White Paper: Health for All Nations

A biblical understanding of the whole person and why the Church should be involved in seeing people from all nations living lives of health and wholeness.


In the Luke 8 story of the woman afflicted with 12 years of bleeding we see a wonderful story of healing and restoration to health and wholeness. No matter the combination of English words we use, we are unable to fully express the newfound health this woman realized after simply touching the hem of Jesus’ garment.

The last 12 years of her life had been spent as an outcast—an untouchable. To even push her way through the crowd risked her very life. But by faith she elbowed her way forward, and with much fear and trembling touched the hem of his robe. And I believe she sensed that she had been healed of her disease. But she didn’t get away with it. Jesus exposed her action, causing her to declare in the presence of all the people why she had touched him and how she had been immediately healed (iaomai: cure [literally or figuratively], heal, make whole). Rather than condemn her, Jesus says, ‘Daughter, your faith has made you well (sozo: saved you, healed you, made you whole), go in peace’ (eirene: peace, oneness, rest).

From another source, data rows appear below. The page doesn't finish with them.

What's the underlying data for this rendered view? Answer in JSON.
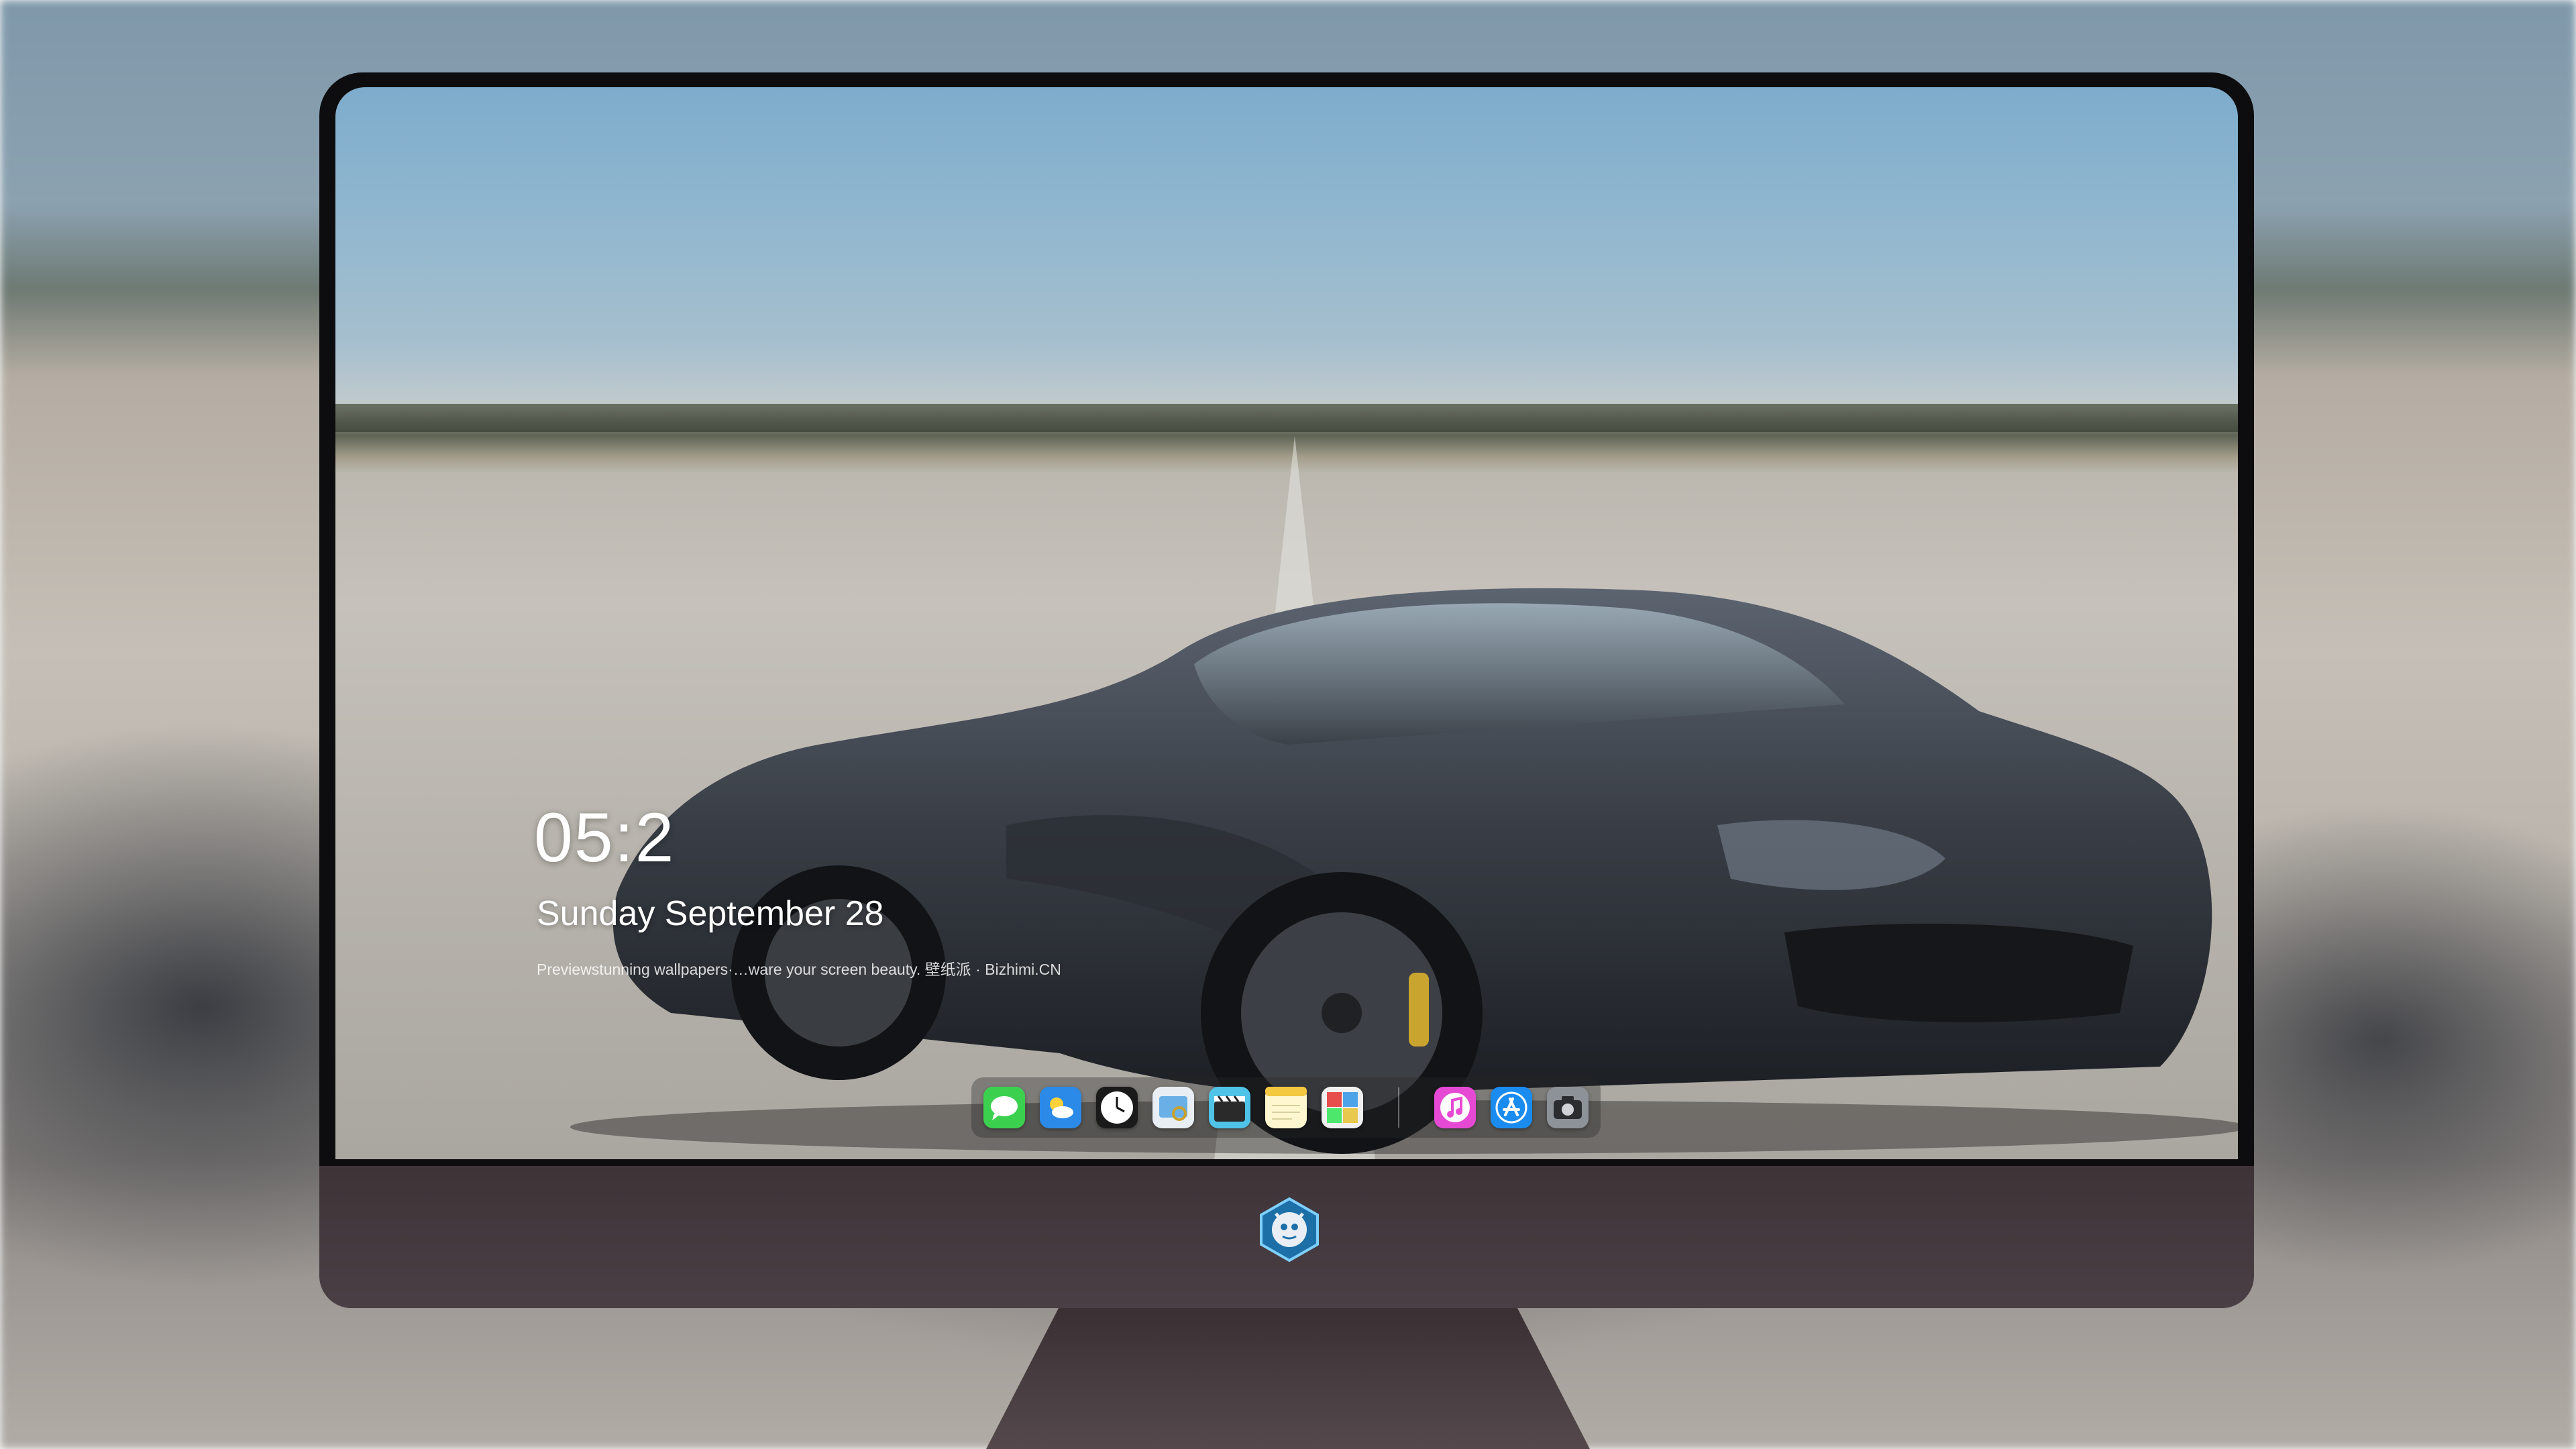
{
  "lock_screen": {
    "time": "05:2",
    "date": "Sunday September  28",
    "caption": "Previewstunning wallpapers·…ware your screen beauty. 壁纸派 · Bizhimi.CN"
  },
  "dock": {
    "apps": [
      "messages",
      "weather",
      "clock",
      "preview",
      "videos",
      "notes",
      "photo-booth",
      "music",
      "app-store",
      "camera"
    ]
  },
  "colors": {
    "chin": "#45393e",
    "bezel": "#0d0d0f",
    "sky": "#8db5cf"
  }
}
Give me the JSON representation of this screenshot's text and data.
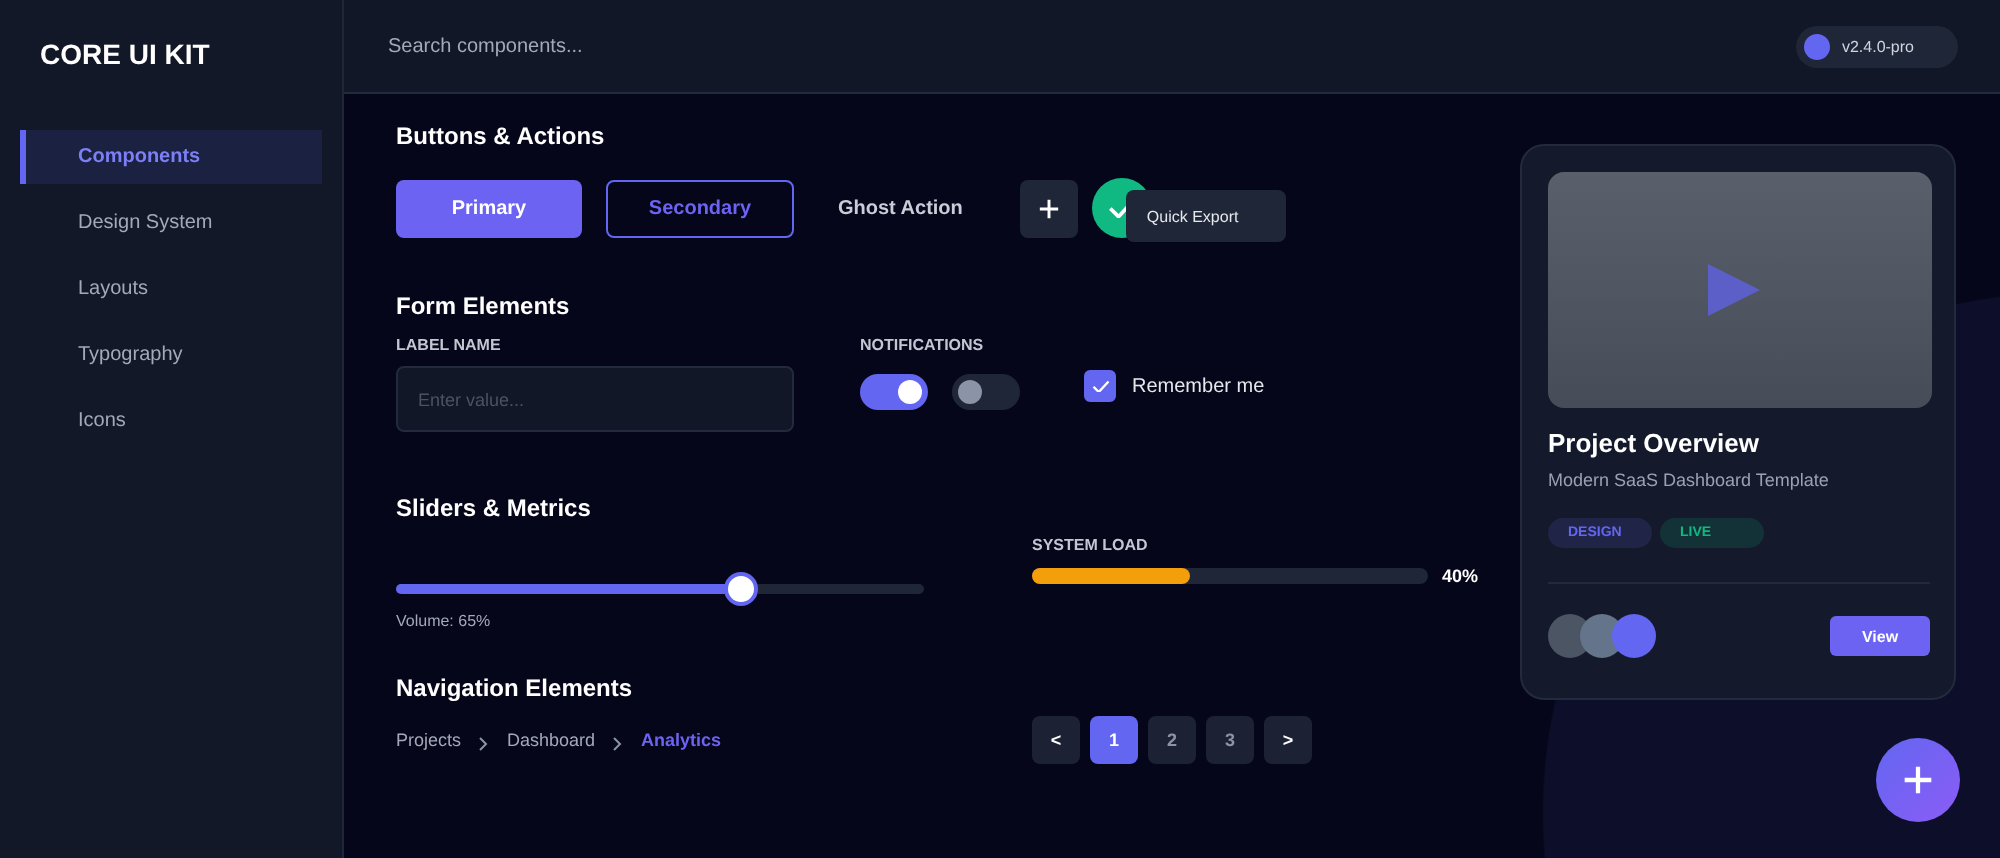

She was now able to once again experience shalom, but this time with a completeness that only comes from faith in Christ. Healing and returning people to wholeness was central to the earthly ministry of Jesus, and he expected his disciples to carry on this same type of ministry. We suspect it was also expected the early church would continue this tradition. But as the centuries passed and the church became an institution rather than a movement, it lost the integrated nature of its calling. Especially after the advent of modern medicine around the middle of the 19th century, the church (especially in the West) slowly handed over the physical healing side of ministry to secular institutions that had no knowledge of how to truly heal the whole person.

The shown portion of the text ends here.